Cluster Administration

Identity Management#

Apex identity management system is provided by FreeIPA on archon-3. The system is running in isolation from the rest of the cluster using LXD. IPA provides bundled identiy, authentication and policy management with LDAP and Kerberos support for linux-based services and applications. IPA also provides a web portal for identity provisioning & management.

Dex is also deployed on Kubernetes auth namespace and provides OAuth/OpenID Connect mechanism for web-based/modern applications.

We are working on streamlining IPA with Goliath for account generation. At the moment, we need users to complete Apex Trial Request Form for account generation.

User Home Directory#

User home directories are provisioned on /lustre/ai/home (under /lustre/ai filesystem). The directory is also automatically mounted to /home as a shared directory for all machines in the cluster. Occasionally, after server crashes or network failure, the machine may need to re-sync its cached with lustre making the /home unavailable. Users are recommended to refrain from using the machine until /home has been properly re-mounted as any data written before the sync to local /home will be shadowed by lustre mount.

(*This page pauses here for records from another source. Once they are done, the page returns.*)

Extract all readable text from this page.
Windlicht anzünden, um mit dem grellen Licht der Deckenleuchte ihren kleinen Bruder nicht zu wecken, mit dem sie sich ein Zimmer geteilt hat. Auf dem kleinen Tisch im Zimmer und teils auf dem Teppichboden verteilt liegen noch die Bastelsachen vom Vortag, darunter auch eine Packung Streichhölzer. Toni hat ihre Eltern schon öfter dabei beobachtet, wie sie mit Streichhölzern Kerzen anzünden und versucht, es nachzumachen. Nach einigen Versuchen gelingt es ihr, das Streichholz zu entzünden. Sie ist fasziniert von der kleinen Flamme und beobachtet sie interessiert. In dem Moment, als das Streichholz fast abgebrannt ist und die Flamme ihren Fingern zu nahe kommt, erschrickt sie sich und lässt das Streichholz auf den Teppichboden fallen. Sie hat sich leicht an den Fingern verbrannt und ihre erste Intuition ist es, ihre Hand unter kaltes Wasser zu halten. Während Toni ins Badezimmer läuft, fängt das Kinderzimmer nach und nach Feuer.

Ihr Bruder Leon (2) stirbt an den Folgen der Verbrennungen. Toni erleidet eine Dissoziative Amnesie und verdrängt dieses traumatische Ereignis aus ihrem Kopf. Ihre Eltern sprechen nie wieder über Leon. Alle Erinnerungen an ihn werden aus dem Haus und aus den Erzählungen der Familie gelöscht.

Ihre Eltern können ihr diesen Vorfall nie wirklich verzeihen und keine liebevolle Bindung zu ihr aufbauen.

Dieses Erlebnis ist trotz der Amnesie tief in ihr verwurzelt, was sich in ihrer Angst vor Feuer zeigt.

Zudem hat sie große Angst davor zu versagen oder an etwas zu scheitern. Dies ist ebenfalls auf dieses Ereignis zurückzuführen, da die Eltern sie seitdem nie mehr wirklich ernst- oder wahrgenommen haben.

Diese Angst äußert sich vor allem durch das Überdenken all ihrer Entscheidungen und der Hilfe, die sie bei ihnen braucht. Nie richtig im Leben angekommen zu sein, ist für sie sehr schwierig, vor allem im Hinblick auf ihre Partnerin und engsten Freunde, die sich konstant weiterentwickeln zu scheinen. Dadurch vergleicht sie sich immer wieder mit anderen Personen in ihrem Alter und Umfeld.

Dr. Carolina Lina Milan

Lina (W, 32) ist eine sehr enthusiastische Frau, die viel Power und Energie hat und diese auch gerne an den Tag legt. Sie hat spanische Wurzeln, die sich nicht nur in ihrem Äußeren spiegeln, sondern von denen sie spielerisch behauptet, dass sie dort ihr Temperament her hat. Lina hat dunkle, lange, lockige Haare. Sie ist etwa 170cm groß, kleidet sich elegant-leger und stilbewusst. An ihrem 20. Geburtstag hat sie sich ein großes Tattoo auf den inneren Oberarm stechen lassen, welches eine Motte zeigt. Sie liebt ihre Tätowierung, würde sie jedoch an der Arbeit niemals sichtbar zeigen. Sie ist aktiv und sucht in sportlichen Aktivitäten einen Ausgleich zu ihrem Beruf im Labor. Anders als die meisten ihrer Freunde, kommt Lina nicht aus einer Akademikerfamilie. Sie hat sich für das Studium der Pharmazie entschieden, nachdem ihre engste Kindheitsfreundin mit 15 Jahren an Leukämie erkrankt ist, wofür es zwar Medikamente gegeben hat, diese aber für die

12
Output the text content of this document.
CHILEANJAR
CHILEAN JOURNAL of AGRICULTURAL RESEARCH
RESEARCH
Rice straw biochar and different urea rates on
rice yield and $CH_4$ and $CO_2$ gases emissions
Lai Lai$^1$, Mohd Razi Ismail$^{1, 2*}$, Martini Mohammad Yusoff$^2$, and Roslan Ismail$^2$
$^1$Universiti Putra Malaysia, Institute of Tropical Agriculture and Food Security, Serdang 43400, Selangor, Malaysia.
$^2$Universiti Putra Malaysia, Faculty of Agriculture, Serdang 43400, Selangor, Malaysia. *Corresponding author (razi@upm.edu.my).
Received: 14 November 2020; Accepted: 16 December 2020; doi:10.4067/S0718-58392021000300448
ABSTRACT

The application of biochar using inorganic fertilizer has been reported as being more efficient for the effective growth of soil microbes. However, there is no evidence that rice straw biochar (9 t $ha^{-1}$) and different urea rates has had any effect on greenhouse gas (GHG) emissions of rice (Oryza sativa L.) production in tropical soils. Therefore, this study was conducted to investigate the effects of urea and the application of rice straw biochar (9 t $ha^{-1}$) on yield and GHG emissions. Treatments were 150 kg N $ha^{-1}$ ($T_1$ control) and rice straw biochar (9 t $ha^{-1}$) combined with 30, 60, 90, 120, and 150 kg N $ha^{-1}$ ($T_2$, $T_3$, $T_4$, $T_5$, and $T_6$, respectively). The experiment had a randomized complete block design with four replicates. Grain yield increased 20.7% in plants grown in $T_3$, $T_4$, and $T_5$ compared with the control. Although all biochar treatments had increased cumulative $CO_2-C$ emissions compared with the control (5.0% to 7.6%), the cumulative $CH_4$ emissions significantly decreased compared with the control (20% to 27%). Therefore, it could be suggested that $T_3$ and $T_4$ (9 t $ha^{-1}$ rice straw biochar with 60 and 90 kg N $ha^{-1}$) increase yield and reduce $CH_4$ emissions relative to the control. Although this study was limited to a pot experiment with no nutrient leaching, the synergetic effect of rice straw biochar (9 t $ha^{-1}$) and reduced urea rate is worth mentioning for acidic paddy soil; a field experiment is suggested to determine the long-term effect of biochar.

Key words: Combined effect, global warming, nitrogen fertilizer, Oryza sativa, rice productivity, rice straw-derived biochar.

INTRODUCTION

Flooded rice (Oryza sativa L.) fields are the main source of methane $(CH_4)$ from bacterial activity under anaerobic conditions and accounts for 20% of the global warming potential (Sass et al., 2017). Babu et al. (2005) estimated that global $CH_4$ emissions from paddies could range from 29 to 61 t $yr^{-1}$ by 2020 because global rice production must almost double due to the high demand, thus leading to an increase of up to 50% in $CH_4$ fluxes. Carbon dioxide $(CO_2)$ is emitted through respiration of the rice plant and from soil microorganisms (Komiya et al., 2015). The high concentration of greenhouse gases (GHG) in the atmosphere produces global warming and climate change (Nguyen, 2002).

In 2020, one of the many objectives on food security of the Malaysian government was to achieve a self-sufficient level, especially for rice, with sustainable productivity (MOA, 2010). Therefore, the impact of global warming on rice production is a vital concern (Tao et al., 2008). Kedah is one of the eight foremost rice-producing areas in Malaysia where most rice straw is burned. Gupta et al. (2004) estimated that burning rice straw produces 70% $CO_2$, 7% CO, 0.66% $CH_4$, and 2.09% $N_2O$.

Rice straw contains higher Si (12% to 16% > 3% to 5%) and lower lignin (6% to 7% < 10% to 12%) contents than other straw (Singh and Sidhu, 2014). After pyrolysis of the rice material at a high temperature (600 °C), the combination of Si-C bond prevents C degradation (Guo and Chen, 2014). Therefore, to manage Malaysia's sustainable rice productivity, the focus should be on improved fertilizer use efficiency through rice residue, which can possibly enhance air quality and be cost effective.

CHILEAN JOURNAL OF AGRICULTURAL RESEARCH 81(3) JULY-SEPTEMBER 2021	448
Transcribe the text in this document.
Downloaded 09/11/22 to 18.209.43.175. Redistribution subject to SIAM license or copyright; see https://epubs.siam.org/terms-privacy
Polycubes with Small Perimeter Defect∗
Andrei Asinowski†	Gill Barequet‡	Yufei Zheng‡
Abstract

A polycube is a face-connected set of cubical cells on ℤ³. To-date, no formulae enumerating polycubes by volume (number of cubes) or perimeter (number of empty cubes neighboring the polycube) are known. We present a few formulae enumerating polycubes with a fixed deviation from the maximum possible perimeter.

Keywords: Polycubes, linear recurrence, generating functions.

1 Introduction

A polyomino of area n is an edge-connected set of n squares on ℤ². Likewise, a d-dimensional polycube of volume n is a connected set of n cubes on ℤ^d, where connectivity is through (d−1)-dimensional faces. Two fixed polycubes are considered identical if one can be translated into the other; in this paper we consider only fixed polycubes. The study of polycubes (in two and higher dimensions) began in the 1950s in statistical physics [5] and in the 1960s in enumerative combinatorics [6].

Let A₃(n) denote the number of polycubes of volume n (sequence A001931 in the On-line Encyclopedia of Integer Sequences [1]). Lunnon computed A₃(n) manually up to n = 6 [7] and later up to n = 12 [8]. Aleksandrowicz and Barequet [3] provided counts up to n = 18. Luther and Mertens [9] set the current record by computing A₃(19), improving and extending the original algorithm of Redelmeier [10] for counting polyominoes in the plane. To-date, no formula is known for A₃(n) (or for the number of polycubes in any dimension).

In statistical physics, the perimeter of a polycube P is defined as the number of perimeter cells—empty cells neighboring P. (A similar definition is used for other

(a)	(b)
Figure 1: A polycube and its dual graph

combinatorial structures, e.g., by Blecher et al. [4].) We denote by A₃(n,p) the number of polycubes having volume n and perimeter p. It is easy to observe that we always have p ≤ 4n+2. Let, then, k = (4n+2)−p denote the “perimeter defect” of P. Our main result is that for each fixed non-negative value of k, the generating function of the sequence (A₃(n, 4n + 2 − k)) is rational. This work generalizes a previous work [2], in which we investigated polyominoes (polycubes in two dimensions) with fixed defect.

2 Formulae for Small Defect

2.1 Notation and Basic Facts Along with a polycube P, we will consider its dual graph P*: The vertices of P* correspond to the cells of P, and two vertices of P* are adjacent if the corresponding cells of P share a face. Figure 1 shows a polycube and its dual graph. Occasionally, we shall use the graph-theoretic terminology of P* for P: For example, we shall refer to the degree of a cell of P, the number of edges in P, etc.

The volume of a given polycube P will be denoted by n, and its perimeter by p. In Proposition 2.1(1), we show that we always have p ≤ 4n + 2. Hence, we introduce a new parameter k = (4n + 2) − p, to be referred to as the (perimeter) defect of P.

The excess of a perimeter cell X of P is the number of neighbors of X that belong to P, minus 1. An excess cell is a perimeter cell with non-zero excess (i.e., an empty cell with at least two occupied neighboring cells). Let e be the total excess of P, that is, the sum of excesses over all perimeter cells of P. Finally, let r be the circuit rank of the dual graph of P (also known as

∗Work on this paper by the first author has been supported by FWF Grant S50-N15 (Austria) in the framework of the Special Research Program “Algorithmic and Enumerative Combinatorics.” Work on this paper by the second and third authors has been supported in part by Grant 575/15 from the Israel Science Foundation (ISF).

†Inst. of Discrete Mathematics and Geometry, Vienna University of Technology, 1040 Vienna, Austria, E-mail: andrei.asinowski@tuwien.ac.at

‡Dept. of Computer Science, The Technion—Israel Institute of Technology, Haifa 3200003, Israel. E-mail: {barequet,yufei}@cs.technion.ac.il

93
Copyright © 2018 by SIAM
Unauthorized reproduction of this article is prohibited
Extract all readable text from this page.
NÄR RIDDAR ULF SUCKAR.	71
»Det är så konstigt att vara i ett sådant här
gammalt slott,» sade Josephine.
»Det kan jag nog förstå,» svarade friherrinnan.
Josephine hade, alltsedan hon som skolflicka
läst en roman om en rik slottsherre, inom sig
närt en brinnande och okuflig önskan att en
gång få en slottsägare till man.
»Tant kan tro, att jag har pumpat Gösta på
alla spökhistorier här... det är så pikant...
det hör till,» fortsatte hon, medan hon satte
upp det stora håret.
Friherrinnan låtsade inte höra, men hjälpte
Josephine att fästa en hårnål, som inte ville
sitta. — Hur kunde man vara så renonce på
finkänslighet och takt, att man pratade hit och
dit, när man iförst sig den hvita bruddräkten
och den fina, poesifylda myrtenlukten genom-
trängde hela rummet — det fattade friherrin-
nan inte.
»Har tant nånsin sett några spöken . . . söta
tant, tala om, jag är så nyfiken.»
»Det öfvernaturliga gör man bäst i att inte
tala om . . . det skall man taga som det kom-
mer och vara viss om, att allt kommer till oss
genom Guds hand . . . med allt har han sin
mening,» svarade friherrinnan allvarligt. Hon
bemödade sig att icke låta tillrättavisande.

Administrators should ensure that all lustre directories (/lustre/ai, /lustre/scratch, /lustre/testfs, /home) are properly mounted when the system restarts.

Ansible and DeepOps#

Ansible can be used to automate many repetitive tasks required to manage the host cluster. Adhoc ansible runs should re-use DeepOps/config/inventory for inventory file to ensure node configuration consistency. DeepOps used the inventory file as the configuration to provision Kubernetes using Kubespray.

Ideally, we should be able to provision & configure bare-metal systems declaratively using Ansible or Crossplane. The admin team is working toward the goal which will help our long-term operation & maintability of the cluster. For references, see metal-stack,gardener and KubeKey.